The crying is often worse in the evenings when baby draws his legs into his body as if he has tummy cramps or bad wind; a baby in pain should always be checked by a doctor in case there is a more serious problem. This is particularly true if he cries all day, or has any other symptoms like fever or sickness.
Breast and bottle-fed babies suffer equally from colic, so switching feeding methods isn't usually the answer.
Sucking is the most comforting thing your baby knows and it helps move gas along the intestine, so your baby will want to suck even when he's not hungry.
Many mothers wonder if their baby is reacting to something in their breast milk. This is possible, but hard to pin point as you need to exclude items from your diet for up to two weeks to see any difference. The commonest triggers are:
Another theory is that young babies have to handle so much information every day that they are over-stimulated by the evening.
If you think this applies to your baby then try creating a structured, early bedtime, perhaps with a soothing bath, a gentle cuddle and feed before the miserable time starts. You can also cut down on stimulating events late in the afternoon
When your baby is crying it's all too easy to get wound up yourself. However, you need to stay calm otherwise he will sense your tension and get worse.
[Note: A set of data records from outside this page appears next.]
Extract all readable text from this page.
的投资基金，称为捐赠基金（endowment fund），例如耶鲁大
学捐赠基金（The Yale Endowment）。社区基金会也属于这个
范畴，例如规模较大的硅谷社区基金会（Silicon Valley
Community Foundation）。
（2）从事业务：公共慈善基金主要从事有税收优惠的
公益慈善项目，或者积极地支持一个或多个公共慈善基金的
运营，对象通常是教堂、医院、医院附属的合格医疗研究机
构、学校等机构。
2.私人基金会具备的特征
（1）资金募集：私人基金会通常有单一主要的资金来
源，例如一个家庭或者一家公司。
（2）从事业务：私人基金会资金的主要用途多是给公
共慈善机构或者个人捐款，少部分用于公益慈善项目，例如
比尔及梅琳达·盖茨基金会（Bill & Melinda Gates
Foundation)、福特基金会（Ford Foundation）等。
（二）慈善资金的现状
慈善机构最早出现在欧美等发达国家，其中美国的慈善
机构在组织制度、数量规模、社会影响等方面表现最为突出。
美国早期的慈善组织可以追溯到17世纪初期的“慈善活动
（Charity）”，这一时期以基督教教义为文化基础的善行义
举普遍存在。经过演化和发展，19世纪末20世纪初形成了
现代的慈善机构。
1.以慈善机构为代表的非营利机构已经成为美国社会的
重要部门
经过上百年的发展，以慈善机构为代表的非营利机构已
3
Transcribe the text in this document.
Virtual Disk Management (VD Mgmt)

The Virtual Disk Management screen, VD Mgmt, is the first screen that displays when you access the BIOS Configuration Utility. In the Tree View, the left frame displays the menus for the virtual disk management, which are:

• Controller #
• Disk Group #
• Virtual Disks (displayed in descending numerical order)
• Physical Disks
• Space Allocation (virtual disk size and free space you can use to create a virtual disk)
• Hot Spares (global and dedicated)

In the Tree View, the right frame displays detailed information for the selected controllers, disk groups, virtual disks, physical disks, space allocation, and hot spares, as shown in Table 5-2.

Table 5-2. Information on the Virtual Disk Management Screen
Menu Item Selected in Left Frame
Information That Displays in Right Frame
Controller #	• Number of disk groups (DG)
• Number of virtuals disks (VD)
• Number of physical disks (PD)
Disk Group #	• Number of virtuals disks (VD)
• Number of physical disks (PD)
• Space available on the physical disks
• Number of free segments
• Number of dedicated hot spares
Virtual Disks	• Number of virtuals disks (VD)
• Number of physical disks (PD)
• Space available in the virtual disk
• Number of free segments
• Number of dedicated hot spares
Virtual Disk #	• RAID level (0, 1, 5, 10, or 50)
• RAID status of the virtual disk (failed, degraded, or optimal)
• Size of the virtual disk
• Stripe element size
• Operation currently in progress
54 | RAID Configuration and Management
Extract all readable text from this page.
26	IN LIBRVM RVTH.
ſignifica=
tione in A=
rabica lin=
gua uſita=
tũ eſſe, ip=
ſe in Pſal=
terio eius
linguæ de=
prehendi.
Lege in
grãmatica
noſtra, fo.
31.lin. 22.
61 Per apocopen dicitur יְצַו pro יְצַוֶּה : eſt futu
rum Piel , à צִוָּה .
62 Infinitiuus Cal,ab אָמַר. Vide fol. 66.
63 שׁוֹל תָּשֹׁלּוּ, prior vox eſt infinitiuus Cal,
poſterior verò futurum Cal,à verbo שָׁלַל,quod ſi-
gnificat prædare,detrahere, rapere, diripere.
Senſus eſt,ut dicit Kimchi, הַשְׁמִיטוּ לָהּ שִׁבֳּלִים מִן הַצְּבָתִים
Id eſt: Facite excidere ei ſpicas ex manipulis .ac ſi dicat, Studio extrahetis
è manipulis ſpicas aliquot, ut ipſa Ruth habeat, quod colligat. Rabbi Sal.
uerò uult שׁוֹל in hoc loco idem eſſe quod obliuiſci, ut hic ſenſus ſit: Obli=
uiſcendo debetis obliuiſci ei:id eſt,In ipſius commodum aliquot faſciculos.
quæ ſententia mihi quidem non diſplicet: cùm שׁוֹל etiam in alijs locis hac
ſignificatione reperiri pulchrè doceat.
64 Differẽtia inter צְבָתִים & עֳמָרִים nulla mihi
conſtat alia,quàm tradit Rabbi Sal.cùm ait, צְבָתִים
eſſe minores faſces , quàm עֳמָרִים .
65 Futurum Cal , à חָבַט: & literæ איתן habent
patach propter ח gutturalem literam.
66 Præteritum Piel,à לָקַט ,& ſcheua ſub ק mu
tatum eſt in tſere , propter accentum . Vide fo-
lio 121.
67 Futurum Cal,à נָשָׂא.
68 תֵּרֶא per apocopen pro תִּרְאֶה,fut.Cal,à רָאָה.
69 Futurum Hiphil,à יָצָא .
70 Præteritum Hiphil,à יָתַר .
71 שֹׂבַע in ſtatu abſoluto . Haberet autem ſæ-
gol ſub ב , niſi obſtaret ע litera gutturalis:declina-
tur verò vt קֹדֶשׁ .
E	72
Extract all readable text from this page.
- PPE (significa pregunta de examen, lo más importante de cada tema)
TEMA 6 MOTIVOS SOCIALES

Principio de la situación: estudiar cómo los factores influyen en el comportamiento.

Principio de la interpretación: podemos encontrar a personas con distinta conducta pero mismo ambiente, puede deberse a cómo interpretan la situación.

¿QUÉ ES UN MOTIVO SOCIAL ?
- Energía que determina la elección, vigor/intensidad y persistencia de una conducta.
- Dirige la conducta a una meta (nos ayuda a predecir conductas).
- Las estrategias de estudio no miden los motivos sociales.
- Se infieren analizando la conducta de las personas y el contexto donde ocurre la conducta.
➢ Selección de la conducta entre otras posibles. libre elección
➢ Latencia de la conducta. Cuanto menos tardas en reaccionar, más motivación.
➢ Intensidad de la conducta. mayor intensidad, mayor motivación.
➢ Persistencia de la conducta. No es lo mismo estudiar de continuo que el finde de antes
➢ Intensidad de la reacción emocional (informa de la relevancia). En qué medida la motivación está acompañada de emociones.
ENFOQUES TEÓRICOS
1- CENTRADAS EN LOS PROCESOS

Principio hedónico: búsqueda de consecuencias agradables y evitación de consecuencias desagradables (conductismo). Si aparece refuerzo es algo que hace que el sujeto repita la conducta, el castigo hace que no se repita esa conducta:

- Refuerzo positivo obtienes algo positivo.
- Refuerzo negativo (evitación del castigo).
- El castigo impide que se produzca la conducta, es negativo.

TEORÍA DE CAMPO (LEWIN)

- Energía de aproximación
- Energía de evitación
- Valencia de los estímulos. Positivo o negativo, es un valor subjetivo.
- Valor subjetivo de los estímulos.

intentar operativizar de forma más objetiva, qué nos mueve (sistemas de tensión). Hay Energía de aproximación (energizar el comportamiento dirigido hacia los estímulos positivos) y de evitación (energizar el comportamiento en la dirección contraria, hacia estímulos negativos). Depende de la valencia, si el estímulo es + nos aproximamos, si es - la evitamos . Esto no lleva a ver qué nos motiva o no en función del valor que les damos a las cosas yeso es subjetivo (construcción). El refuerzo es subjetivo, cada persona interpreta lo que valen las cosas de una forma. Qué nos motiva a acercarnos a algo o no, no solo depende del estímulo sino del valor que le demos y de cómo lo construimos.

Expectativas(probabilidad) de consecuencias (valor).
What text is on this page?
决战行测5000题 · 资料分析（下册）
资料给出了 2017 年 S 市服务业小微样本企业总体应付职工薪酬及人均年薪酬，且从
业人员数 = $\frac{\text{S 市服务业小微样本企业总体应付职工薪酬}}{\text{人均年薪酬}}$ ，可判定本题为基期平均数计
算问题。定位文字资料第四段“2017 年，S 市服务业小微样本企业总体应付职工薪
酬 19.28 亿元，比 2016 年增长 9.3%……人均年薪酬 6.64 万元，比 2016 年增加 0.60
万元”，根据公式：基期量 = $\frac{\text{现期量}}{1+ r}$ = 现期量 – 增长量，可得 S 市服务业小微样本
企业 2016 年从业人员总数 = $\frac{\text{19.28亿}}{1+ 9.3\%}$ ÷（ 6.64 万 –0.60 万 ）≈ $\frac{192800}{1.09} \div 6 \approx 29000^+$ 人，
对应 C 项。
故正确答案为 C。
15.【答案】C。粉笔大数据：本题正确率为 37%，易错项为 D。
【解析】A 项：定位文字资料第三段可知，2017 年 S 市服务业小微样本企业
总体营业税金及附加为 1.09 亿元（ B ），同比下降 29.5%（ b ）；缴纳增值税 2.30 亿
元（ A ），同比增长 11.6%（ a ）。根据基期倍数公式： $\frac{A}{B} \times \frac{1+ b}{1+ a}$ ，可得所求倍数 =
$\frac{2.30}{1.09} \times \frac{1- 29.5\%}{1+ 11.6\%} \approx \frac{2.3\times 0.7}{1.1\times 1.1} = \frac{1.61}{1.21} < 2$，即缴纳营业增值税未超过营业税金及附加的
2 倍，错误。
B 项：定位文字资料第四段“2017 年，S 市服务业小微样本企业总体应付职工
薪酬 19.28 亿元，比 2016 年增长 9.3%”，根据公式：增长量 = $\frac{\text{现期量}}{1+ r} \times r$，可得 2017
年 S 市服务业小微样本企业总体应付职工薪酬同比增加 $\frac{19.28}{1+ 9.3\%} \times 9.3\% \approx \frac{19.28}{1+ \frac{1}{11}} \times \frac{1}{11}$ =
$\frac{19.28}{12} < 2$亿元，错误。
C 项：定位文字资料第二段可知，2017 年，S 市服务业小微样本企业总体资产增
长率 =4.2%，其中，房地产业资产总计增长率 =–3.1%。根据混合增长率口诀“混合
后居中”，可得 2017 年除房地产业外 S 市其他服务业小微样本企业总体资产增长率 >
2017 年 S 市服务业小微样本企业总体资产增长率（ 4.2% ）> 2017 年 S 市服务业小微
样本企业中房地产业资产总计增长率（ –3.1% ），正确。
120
If you can handle him in a positive and confident way, that's half the battle. Share the burden - make sure your family, friends and your partner take turns comforting him; he won't mind at this stage who is doing the cuddling.
It can also be a great help to meet up with other new mums with colicky babies; ask your doctor or browse the community section on this website.
If you feel you are losing your temper, then put your baby in his cot and walk away until you calm down. No one will judge you if you feel unable to cope with your baby's constant crying so talk to your doctor.
There are a number of over-the counter-remedies available for treating colic. Some babies seem to respond well to these, while for others they seem to have little effect. Your chemist will be able to advise you.
Your doctor may advise you to try lactase drops which are used with both breast and bottle fed babies. It is suggested that in some cases of colic there is a temporary deficiency of the enzyme which breaks down milk into its component sugars.
These drops should be given as a one-week trial and discontinued if they are not effective.